Cathedral Tapestries: The Acts of the Apostles

Based on events in the New Testament's Book of Acts, The Acts of the Apostles were copied from the famous Raphael cartoons, which were designed for a set of tapestries woven between 1517 and 1521 by Flemish master weaver Pieter van Aelst. The original set of 10 tapestries was commissioned by Pope Leo X to fill the lower walls of the Sistine Chapel. Three of the cartoons were lost very early on, but the remaining seven were purchased in Geneva in 1623 by England's Prince of Wales, later King Charles I. (The original set now hangs in the Victoria and Albert Museum in London.) The Mortlake Tapestry Manufactory immediately began to weave copies of the Raphael cartoons under the direction of Sir Frances Crane. England produced the finest wool ever used in tapestry work and with Italian art design and Flemish loom operators, many textile historians consider the Mortlake Manufactory of great importance.
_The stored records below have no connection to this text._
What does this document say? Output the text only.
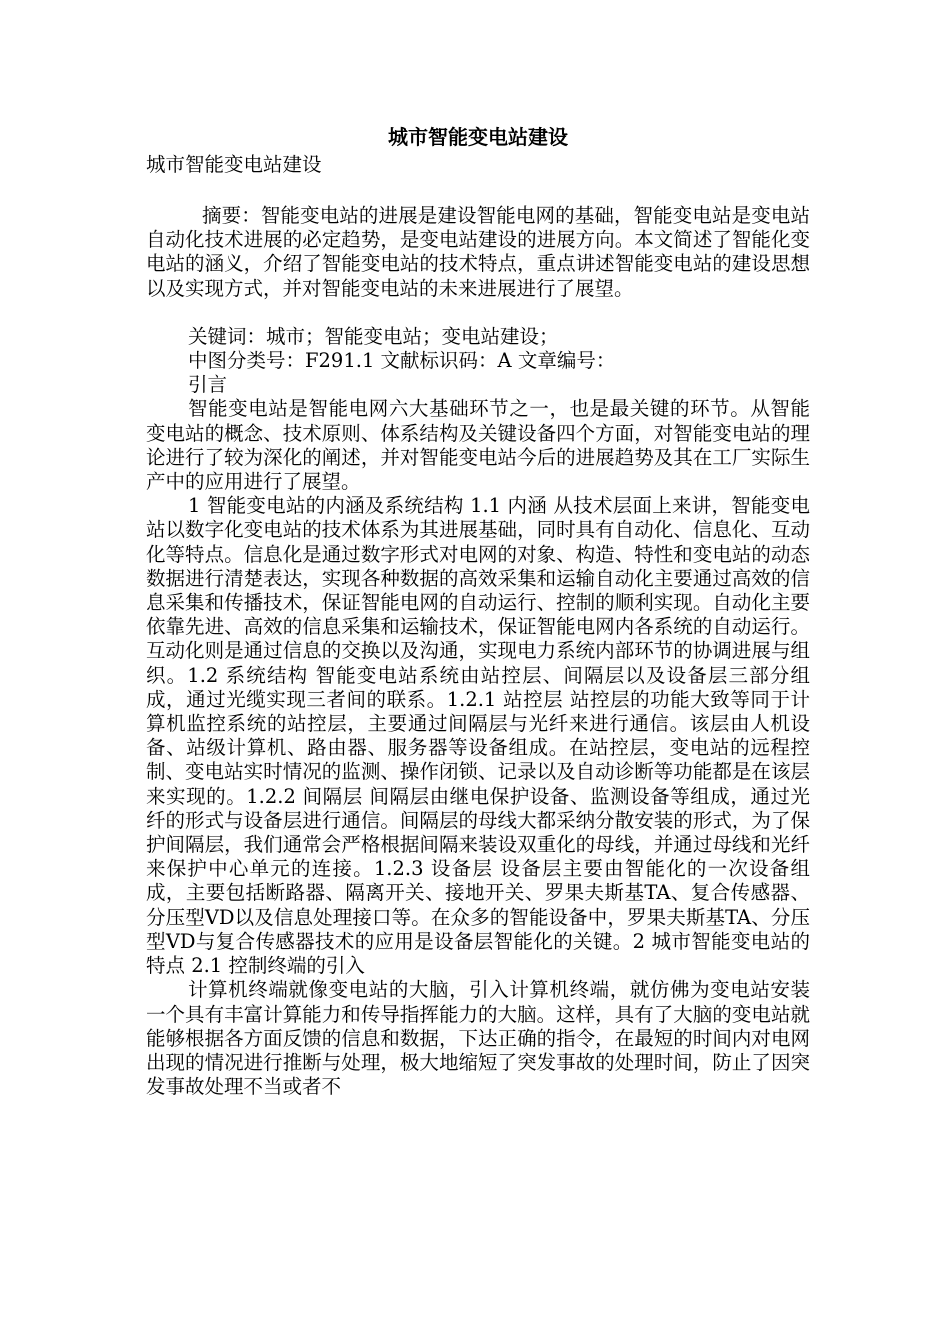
城市智能变电站建设
城市智能变电站建设

摘要：智能变电站的进展是建设智能电网的基础，智能变电站是变电站自动化技术进展的必定趋势，是变电站建设的进展方向。本文简述了智能化变电站的涵义，介绍了智能变电站的技术特点，重点讲述智能变电站的建设思想以及实现方式，并对智能变电站的未来进展进行了展望。

关键词：城市；智能变电站；变电站建设；

中图分类号：F291.1 文献标识码：A 文章编号：

引言

智能变电站是智能电网六大基础环节之一，也是最关键的环节。从智能变电站的概念、技术原则、体系结构及关键设备四个方面，对智能变电站的理论进行了较为深化的阐述，并对智能变电站今后的进展趋势及其在工厂实际生产中的应用进行了展望。

1 智能变电站的内涵及系统结构 1.1 内涵 从技术层面上来讲，智能变电站以数字化变电站的技术体系为其进展基础，同时具有自动化、信息化、互动化等特点。信息化是通过数字形式对电网的对象、构造、特性和变电站的动态数据进行清楚表达，实现各种数据的高效采集和运输自动化主要通过高效的信息采集和传播技术，保证智能电网的自动运行、控制的顺利实现。自动化主要依靠先进、高效的信息采集和运输技术，保证智能电网内各系统的自动运行。互动化则是通过信息的交换以及沟通，实现电力系统内部环节的协调进展与组织。1.2 系统结构 智能变电站系统由站控层、间隔层以及设备层三部分组成，通过光缆实现三者间的联系。1.2.1 站控层 站控层的功能大致等同于计算机监控系统的站控层，主要通过间隔层与光纤来进行通信。该层由人机设备、站级计算机、路由器、服务器等设备组成。在站控层，变电站的远程控制、变电站实时情况的监测、操作闭锁、记录以及自动诊断等功能都是在该层来实现的。1.2.2 间隔层 间隔层由继电保护设备、监测设备等组成，通过光纤的形式与设备层进行通信。间隔层的母线大都采纳分散安装的形式，为了保护间隔层，我们通常会严格根据间隔来装设双重化的母线，并通过母线和光纤来保护中心单元的连接。1.2.3 设备层 设备层主要由智能化的一次设备组成，主要包括断路器、隔离开关、接地开关、罗果夫斯基TA、复合传感器、分压型VD以及信息处理接口等。在众多的智能设备中，罗果夫斯基TA、分压型VD与复合传感器技术的应用是设备层智能化的关键。2 城市智能变电站的特点 2.1 控制终端的引入

计算机终端就像变电站的大脑，引入计算机终端，就仿佛为变电站安装一个具有丰富计算能力和传导指挥能力的大脑。这样，具有了大脑的变电站就能够根据各方面反馈的信息和数据，下达正确的指令，在最短的时间内对电网出现的情况进行推断与处理，极大地缩短了突发事故的处理时间，防止了因突发事故处理不当或者不
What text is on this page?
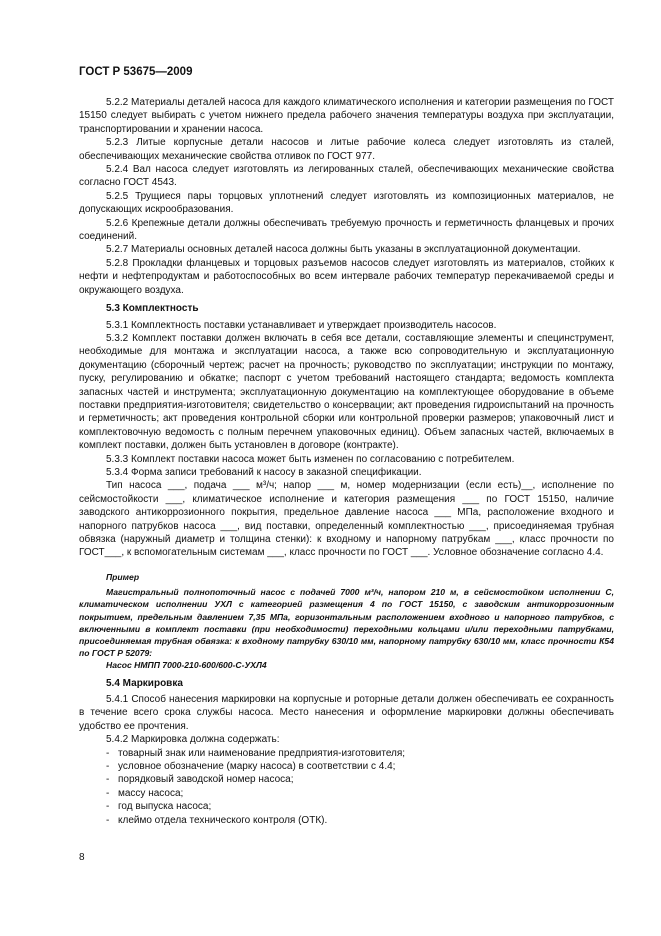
ГОСТ Р 53675—2009

5.2.2 Материалы деталей насоса для каждого климатического исполнения и категории размещения по ГОСТ 15150 следует выбирать с учетом нижнего предела рабочего значения температуры воздуха при эксплуатации, транспортировании и хранении насоса.

5.2.3 Литые корпусные детали насосов и литые рабочие колеса следует изготовлять из сталей, обеспечивающих механические свойства отливок по ГОСТ 977.

5.2.4 Вал насоса следует изготовлять из легированных сталей, обеспечивающих механические свойства согласно ГОСТ 4543.

5.2.5 Трущиеся пары торцовых уплотнений следует изготовлять из композиционных материалов, не допускающих искрообразования.

5.2.6 Крепежные детали должны обеспечивать требуемую прочность и герметичность фланцевых и прочих соединений.

5.2.7 Материалы основных деталей насоса должны быть указаны в эксплуатационной документации.

5.2.8 Прокладки фланцевых и торцовых разъемов насосов следует изготовлять из материалов, стойких к нефти и нефтепродуктам и работоспособных во всем интервале рабочих температур перекачиваемой среды и окружающего воздуха.

5.3 Комплектность

5.3.1 Комплектность поставки устанавливает и утверждает производитель насосов.

5.3.2 Комплект поставки должен включать в себя все детали, составляющие элементы и специнструмент, необходимые для монтажа и эксплуатации насоса, а также всю сопроводительную и эксплуатационную документацию (сборочный чертеж; расчет на прочность; руководство по эксплуатации; инструкции по монтажу, пуску, регулированию и обкатке; паспорт с учетом требований настоящего стандарта; ведомость комплекта запасных частей и инструмента; эксплуатационную документацию на комплектующее оборудование в объеме поставки предприятия-изготовителя; свидетельство о консервации; акт проведения гидроиспытаний на прочность и герметичность; акт проведения контрольной сборки или контрольной проверки размеров; упаковочный лист и комплектовочную ведомость с полным перечнем упаковочных единиц). Объем запасных частей, включаемых в комплект поставки, должен быть установлен в договоре (контракте).

5.3.3 Комплект поставки насоса может быть изменен по согласованию с потребителем.

5.3.4 Форма записи требований к насосу в заказной спецификации.

Тип насоса ___, подача ___ м³/ч; напор ___ м, номер модернизации (если есть)__, исполнение по сейсмостойкости ___, климатическое исполнение и категория размещения ___ по ГОСТ 15150, наличие заводского антикоррозионного покрытия, предельное давление насоса ___ МПа, расположение входного и напорного патрубков насоса ___, вид поставки, определенный комплектностью ___, присоединяемая трубная обвязка (наружный диаметр и толщина стенки): к входному и напорному патрубкам ___, класс прочности по ГОСТ___, к вспомогательным системам ___, класс прочности по ГОСТ ___. Условное обозначение согласно 4.4.

Пример

Магистральный полнопоточный насос с подачей 7000 м³/ч, напором 210 м, в сейсмостойком исполнении С, климатическом исполнении УХЛ с категорией размещения 4 по ГОСТ 15150, с заводским антикоррозионным покрытием, предельным давлением 7,35 МПа, горизонтальным расположением входного и напорного патрубков, с включенными в комплект поставки (при необходимости) переходными кольцами и/или переходными патрубками, присоединяемая трубная обвязка: к входному патрубку 630/10 мм, напорному патрубку 630/10 мм, класс прочности К54 по ГОСТ Р 52079:

Насос НМПП 7000-210-600/600-С-УХЛ4

5.4 Маркировка

5.4.1 Способ нанесения маркировки на корпусные и роторные детали должен обеспечивать ее сохранность в течение всего срока службы насоса. Место нанесения и оформление маркировки должны обеспечивать удобство ее прочтения.

5.4.2 Маркировка должна содержать:

- товарный знак или наименование предприятия-изготовителя;
- условное обозначение (марку насоса) в соответствии с 4.4;
- порядковый заводской номер насоса;
- массу насоса;
- год выпуска насоса;
- клеймо отдела технического контроля (ОТК).
8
The Cathedral's set, donated by Mrs. Margaret Louise Bruguiere in 1954, is very similar to Mortlake work and is one of 55 complete or partial sets of tapestries known to have been made in Europe from the Raphael cartoons.

The set in the Cathedral includes the subjects of the remaining seven Raphael cartoons—The Death of Ananias, Paul Preaching in Athens, The Blinding of Elymas, The Healing of the Lame Man, The Miraculous Draught of Fishes, Christ's Charge to St. Peter, and The Sacrifice at Lystra—as well as a companion piece to The Death of Ananias, The Death of Sapphira (Sapphira was the wife of Ananias). In addition, Christ's Charge to St. Peter was woven into two pieces (prior to its donation to the Cathedral), bringing the total up to nine. The tapestries vary in size; their specific dimensions were chosen to fit the house of Daniel Finch, the Earl of Nottingham and of Winchelsea, who commissioned this set in the 1690s.